An alarming number of accidents occurred on scaffolding suspended from the tops of skyscrapers in New York City last year, city officials said this week as they presented several measures intended to improve safety.
In 2006, there were 20 incidents on suspended scaffolding, which is not anchored on the ground, but hangs from the roof of a tall building by ropes or other adjustable means. Six workers were killed and five were injured in those cases, according to the Buildings Department. The previous year, there were 11 suspended scaffolding incidents.
Mayor Michael Bloomberg said his administration is forming a scaffold safety unit at the Buildings Department, made up of inspectors who will conduct sweeps and crack down on safety violations, such as failure to provide harnesses for workers.

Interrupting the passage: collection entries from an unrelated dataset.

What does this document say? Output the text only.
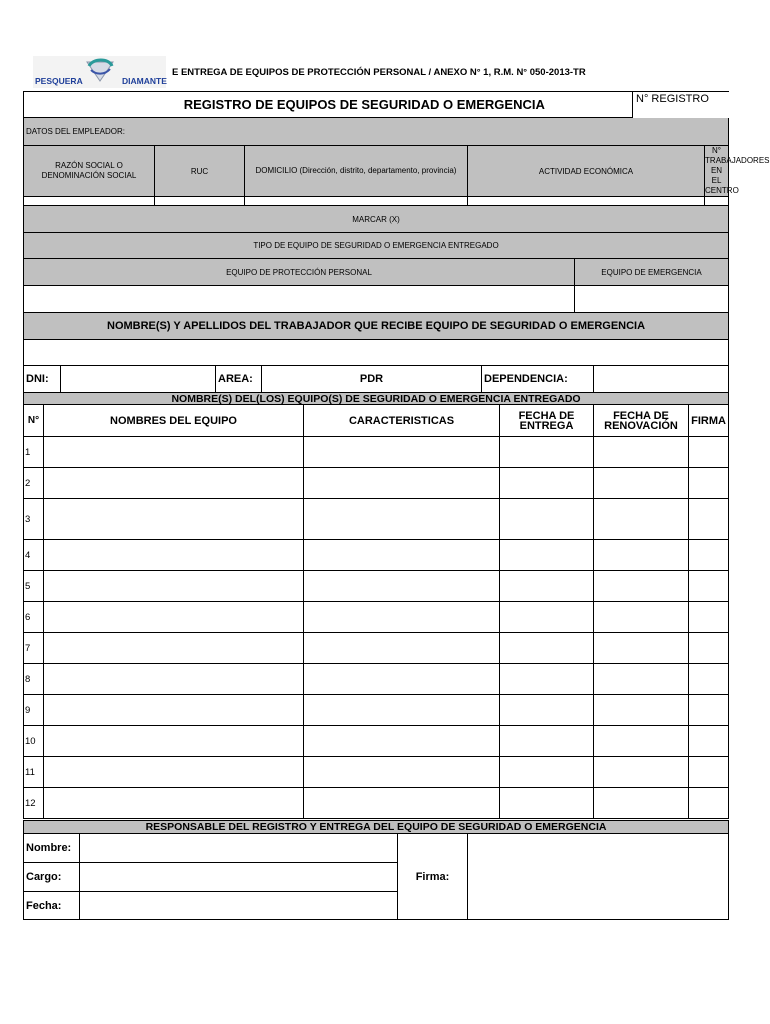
PESQUERA	DIAMANTE
E ENTREGA DE EQUIPOS DE PROTECCIÓN PERSONAL / ANEXO N° 1, R.M. N° 050-2013-TR
REGISTRO DE EQUIPOS DE SEGURIDAD O EMERGENCIA				N° REGISTRO

DATOS DEL EMPLEADOR:				
RAZÓN SOCIAL O DENOMINACIÓN SOCIAL	RUC	DOMICILIO (Dirección, distrito, departamento, provincia)	ACTIVIDAD ECONÓMICA	N° TRABAJADORES EN EL CENTRO

MARCAR (X)	
TIPO DE EQUIPO DE SEGURIDAD O EMERGENCIA ENTREGADO	
EQUIPO DE PROTECCIÓN PERSONAL	EQUIPO DE EMERGENCIA

NOMBRE(S) Y APELLIDOS DEL TRABAJADOR QUE RECIBE EQUIPO DE SEGURIDAD O EMERGENCIA

DNI:		AREA:	PDR	DEPENDENCIA:	
NOMBRE(S) DEL(LOS) EQUIPO(S) DE SEGURIDAD O EMERGENCIA ENTREGADO					
N°	NOMBRES DEL EQUIPO	CARACTERISTICAS	FECHA DE ENTREGA	FECHA DE RENOVACIÓN	FIRMA
1					
2					
3					
4					
5					
6					
7					
8					
9					
10					
11					
12					
RESPONSABLE DEL REGISTRO Y ENTREGA DEL EQUIPO DE SEGURIDAD O EMERGENCIA			
Nombre:		Firma:	
Cargo:			
Fecha:			
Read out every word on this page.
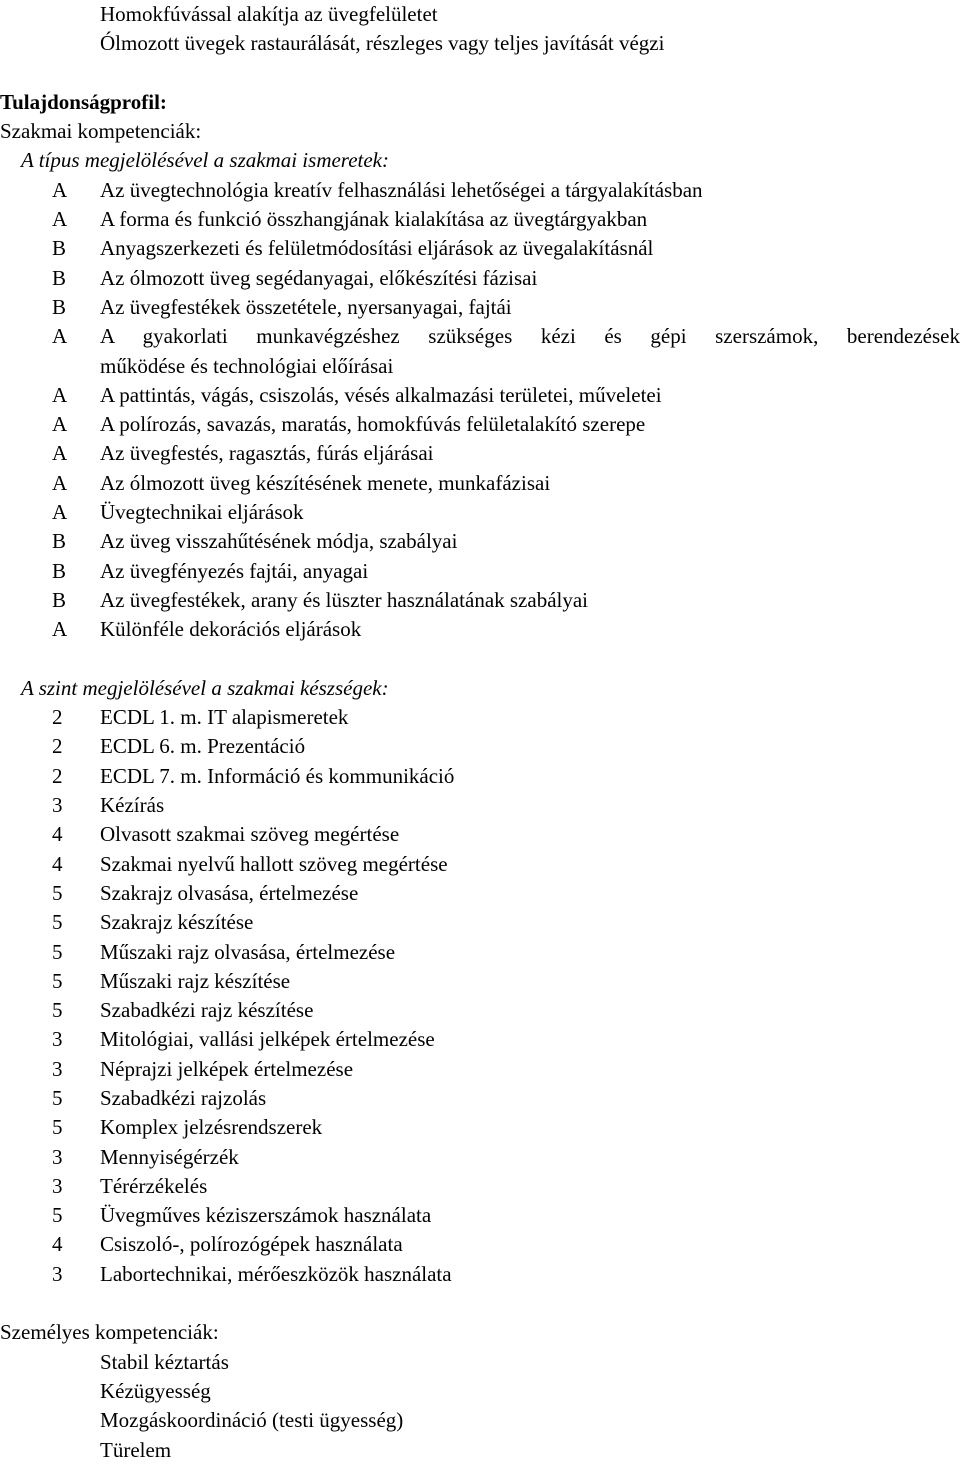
Homokfúvással alakítja az üvegfelületet
Ólmozott üvegek rastaurálását, részleges vagy teljes javítását végzi
Tulajdonságprofil:
Szakmai kompetenciák:
A típus megjelölésével a szakmai ismeretek:
A	Az üvegtechnológia kreatív felhasználási lehetőségei a tárgyalakításban
A	A forma és funkció összhangjának kialakítása az üvegtárgyakban
B	Anyagszerkezeti és felületmódosítási eljárások az üvegalakításnál
B	Az ólmozott üveg segédanyagai, előkészítési fázisai
B	Az üvegfestékek összetétele, nyersanyagai, fajtái
A	A gyakorlati munkavégzéshez szükséges kézi és gépi szerszámok, berendezések
működése és technológiai előírásai
A	A pattintás, vágás, csiszolás, vésés alkalmazási területei, műveletei
A	A polírozás, savazás, maratás, homokfúvás felületalakító szerepe
A	Az üvegfestés, ragasztás, fúrás eljárásai
A	Az ólmozott üveg készítésének menete, munkafázisai
A	Üvegtechnikai eljárások
B	Az üveg visszahűtésének módja, szabályai
B	Az üvegfényezés fajtái, anyagai
B	Az üvegfestékek, arany és lüszter használatának szabályai
A	Különféle dekorációs eljárások
A szint megjelölésével a szakmai készségek:
2	ECDL 1. m. IT alapismeretek
2	ECDL 6. m. Prezentáció
2	ECDL 7. m. Információ és kommunikáció
3	Kézírás
4	Olvasott szakmai szöveg megértése
4	Szakmai nyelvű hallott szöveg megértése
5	Szakrajz olvasása, értelmezése
5	Szakrajz készítése
5	Műszaki rajz olvasása, értelmezése
5	Műszaki rajz készítése
5	Szabadkézi rajz készítése
3	Mitológiai, vallási jelképek értelmezése
3	Néprajzi jelképek értelmezése
5	Szabadkézi rajzolás
5	Komplex jelzésrendszerek
3	Mennyiségérzék
3	Térérzékelés
5	Üvegműves kéziszerszámok használata
4	Csiszoló-, polírozógépek használata
3	Labortechnikai, mérőeszközök használata
Személyes kompetenciák:
Stabil kéztartás
Kézügyesség
Mozgáskoordináció (testi ügyesség)
Türelem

“It’s dangerous working at great heights — there’s not a lot of room for error,” he said. “But we think that if we are careful and insist that workers use harnesses, we can make a very big dent in the tragedy that every year seems to befall the people who are making our city better.”
Through City Council legislation, the city is also aiming to nearly triple the penalties for violations, which could go from $500 to $1,250 in some cases.
The Bloomberg administration has also introduced legislation to strengthen enforcement powers over one type of scaffolding that uses a device known as a C-hook, which is currently unregulated. Although two other categories of scaffold hanging require notification before builders install them, the C-hook method does not.